Med J Aust. 2018 Jul 16;209(S2):S18-S21. doi: 10.5694/mja18.00134.
Severe asthma represents a significant burden of disease, particularly in high income nations; oral corticosteroids (OCS) remain an important part of the management toolkit for these patients. Corticosteroids are effective at targeting numerous elements of the type 2/eosinophilic inflammatory pathway and lead to both rapid reduction in eosinophilic inflammation and longer term reduction in airway hyper-responsiveness. Resistance or insensitivity to corticosteroids is a feature of severe asthma, with persistent type 2 inflammation often occurring despite regular use of OCS. OCS remain the only accepted, effective treatment for acute asthma, and also continue to play an important role in the long term management of severe asthma, in spite of their significant side effect profile. Even with the availability of the new biological therapies against IgE and interleukin-5, it is likely that a large proportion of patients will continue to require OCS to control their asthma. Future work should focus on optimising the balance between OCS efficacy and safety, and continued development of agents that allow reduction, or ideally discontinuation of their use, is needed.

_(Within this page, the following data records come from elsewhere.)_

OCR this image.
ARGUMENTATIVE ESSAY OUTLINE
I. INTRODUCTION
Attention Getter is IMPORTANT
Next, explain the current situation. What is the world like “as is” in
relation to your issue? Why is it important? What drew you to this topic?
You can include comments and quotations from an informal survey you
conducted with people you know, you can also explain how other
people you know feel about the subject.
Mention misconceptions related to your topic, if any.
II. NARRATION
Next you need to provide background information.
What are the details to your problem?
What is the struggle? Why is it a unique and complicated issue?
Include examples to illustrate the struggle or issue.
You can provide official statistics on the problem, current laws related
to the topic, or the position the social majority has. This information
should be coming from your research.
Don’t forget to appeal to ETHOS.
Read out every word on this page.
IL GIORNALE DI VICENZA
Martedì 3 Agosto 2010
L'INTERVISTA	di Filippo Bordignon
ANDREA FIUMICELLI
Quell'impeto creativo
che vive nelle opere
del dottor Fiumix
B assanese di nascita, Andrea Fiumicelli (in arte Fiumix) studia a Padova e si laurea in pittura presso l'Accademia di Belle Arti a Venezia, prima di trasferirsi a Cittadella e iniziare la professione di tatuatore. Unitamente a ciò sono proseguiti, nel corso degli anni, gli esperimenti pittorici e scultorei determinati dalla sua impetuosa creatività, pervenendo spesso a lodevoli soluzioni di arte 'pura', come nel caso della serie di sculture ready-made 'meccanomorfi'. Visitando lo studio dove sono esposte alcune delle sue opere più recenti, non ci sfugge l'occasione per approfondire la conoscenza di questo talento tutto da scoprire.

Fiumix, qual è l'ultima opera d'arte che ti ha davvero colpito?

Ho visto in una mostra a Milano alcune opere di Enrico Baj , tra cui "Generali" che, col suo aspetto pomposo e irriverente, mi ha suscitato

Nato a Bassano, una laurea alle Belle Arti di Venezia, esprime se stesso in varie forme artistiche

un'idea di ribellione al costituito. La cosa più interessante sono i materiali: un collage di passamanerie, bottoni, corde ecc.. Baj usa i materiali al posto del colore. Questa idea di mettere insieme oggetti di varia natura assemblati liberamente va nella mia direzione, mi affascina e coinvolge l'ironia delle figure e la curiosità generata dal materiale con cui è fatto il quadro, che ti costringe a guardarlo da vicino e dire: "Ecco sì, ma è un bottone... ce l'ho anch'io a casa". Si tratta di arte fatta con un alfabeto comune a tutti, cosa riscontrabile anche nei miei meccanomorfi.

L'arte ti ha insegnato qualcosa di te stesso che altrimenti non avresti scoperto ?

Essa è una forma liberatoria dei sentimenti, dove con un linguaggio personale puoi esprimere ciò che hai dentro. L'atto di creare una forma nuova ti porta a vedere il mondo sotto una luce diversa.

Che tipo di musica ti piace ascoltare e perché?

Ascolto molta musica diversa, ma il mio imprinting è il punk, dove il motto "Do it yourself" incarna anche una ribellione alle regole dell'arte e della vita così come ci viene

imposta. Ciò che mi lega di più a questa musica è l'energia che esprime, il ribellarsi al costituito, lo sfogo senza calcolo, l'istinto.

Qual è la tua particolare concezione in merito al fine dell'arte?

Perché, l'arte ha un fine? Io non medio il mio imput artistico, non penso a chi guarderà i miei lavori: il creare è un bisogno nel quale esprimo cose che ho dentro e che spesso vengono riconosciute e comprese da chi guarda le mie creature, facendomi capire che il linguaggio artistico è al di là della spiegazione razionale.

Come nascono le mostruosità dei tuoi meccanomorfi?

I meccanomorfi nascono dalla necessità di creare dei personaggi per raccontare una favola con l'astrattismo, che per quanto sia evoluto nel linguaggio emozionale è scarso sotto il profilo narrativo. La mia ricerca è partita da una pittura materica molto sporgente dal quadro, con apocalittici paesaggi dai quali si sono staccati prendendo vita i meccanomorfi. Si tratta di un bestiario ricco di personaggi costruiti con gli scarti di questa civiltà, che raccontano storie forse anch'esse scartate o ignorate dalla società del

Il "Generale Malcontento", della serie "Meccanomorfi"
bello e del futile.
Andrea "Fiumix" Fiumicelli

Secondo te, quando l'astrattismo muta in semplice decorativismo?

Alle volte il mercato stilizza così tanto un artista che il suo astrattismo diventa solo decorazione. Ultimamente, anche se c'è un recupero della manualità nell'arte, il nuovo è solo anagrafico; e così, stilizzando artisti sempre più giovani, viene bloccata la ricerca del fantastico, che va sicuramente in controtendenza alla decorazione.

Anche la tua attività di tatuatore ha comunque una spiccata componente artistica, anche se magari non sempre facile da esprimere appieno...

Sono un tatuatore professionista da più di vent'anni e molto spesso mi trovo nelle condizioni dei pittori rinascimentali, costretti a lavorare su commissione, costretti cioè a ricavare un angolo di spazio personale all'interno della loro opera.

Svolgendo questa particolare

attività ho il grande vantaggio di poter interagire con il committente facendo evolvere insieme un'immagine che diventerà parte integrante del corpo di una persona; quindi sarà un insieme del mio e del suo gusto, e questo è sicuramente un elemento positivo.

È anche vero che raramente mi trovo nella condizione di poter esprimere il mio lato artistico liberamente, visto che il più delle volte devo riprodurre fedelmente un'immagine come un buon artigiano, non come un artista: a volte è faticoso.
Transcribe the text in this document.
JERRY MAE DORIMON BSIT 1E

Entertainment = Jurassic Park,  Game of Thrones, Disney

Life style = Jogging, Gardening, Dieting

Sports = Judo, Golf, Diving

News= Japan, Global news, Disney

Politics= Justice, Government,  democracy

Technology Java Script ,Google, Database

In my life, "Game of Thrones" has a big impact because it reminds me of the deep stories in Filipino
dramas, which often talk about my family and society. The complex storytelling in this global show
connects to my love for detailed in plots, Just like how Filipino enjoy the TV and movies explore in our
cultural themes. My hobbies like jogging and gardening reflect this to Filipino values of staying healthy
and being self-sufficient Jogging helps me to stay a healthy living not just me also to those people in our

重度哮喘是一种严重的疾病负担,尤其在高收入国家;口服皮质类固醇(OCS)仍然是这些患者管理工具包中的重要组成部分。皮质类固醇在靶向 2 型/嗜酸性粒细胞炎症途径的许多方面非常有效,可导致嗜酸性粒细胞炎症迅速减少和气道高反应性的长期减少。对皮质类固醇的耐药性或不敏感性是重度哮喘的一个特征,尽管经常使用 OCS,但持续的 2 型炎症仍经常发生。OCS 仍然是急性哮喘唯一被认可的有效治疗方法,尽管其具有显著的副作用特征,但在重度哮喘的长期管理中仍发挥着重要作用。即使有针对 IgE 和白细胞介素-5 的新型生物疗法,也很可能有很大一部分患者需要继续使用 OCS 来控制哮喘。未来的工作应侧重于优化 OCS 疗效和安全性之间的平衡,并继续开发可减少或理想情况下停用其使用的药物。